Les montagnes se noyaient d’ombre, quand nous touchâmes à l’hôtel. Un kuruma avait dételé devant la porte, et, dans la salle d’entrée, un soshi poudreux me tendit mon passeport. La vue de ce papier, ma sauvegarde, nous mit de belle humeur, et l’on dîna, parce qu’il est prudent de dîner avant de se rendre à un banquet japonais. Puis, suffisamment lestés de riz et de poisson, nous gagnâmes la grande salle où, au nom de ses amis, M. Kumé s’offrait un repas de cent couverts.

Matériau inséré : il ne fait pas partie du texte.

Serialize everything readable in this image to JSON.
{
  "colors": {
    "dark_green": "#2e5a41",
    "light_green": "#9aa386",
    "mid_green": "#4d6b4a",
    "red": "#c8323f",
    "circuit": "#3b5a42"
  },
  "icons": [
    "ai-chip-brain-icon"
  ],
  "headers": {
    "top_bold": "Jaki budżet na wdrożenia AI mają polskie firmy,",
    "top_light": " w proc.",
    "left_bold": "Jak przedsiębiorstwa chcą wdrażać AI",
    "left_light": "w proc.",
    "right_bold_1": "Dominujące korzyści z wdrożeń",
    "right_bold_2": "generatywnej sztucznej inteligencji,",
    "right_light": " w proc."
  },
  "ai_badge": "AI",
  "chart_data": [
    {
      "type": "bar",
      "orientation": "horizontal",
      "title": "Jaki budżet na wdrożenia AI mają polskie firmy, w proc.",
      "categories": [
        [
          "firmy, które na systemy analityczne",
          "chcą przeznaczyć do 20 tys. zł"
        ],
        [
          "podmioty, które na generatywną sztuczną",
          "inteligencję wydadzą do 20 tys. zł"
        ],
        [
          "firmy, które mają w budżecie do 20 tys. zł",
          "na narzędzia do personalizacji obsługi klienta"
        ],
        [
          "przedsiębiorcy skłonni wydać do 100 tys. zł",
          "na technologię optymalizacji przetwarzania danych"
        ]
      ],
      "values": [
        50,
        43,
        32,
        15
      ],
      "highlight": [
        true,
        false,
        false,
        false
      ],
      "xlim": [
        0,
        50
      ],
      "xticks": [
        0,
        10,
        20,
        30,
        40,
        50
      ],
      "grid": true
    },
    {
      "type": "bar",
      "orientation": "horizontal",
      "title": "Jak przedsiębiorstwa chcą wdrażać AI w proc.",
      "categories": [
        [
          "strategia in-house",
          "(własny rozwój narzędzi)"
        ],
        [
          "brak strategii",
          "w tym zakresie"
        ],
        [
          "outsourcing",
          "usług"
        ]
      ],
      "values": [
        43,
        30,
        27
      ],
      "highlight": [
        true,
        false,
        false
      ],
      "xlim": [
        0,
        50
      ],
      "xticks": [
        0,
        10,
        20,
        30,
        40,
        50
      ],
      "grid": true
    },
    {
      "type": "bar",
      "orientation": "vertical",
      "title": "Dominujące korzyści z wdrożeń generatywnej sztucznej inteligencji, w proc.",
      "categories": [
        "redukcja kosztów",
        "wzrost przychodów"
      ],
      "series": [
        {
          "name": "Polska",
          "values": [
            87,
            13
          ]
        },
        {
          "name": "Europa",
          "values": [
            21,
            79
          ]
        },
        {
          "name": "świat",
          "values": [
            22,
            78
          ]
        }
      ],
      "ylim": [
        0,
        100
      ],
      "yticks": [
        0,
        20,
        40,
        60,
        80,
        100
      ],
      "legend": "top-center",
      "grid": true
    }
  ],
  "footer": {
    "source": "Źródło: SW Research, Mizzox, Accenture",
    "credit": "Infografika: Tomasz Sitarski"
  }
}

Cette salle, en forme de potence, dont les petites tables de laque noire, chargées d’écuelles et de pâtisseries coloriées, s’égrenaient et resplendissaient sur le chaume doré des tatamis, semblait, encore déserte, étaler dans un palais irréel une merveilleuse bombance pour tous les nains des contes de fées. Mais ce furent des paysans qui entrèrent, des paysans aux rudes visages et aux manières douces ; et, comme, à la saison printanière, les glycines déroulent leurs ondes de fleurs parmi les chênes et les pins de Nara, des geishas se répandirent au milieu de ces campagnards en sombres haoris. Tous les invités s’agenouillèrent en face de leurs tables, contre le mur, vis-à-vis les uns des autres, séparés par la largeur du passage. M. Kumé et son état-major prirent place à droite au fond de la salle, et les orateurs se levèrent.

Oh ! l’admirable usage de ne pas attendre pour exposer ses idées que leurs estomacs alourdis engourdissent les convives et de ne pas troubler par une pénible éloquence la béatitude qui suit les libations ! Et quelle heureuse contrainte ! Devant un public à jeun, la sobriété est plus qu’une vertu : c’est une bienséance. J’imagine que les Japonais ont adopté cette coutume afin de corriger la pente naturelle de leurs orateurs à l’abondante stérilité. Je crois aussi que ce peuple délicieusement naïf craint encore qu’au déclin des banquets, on ne sache plus tourner d’agréables mensonges.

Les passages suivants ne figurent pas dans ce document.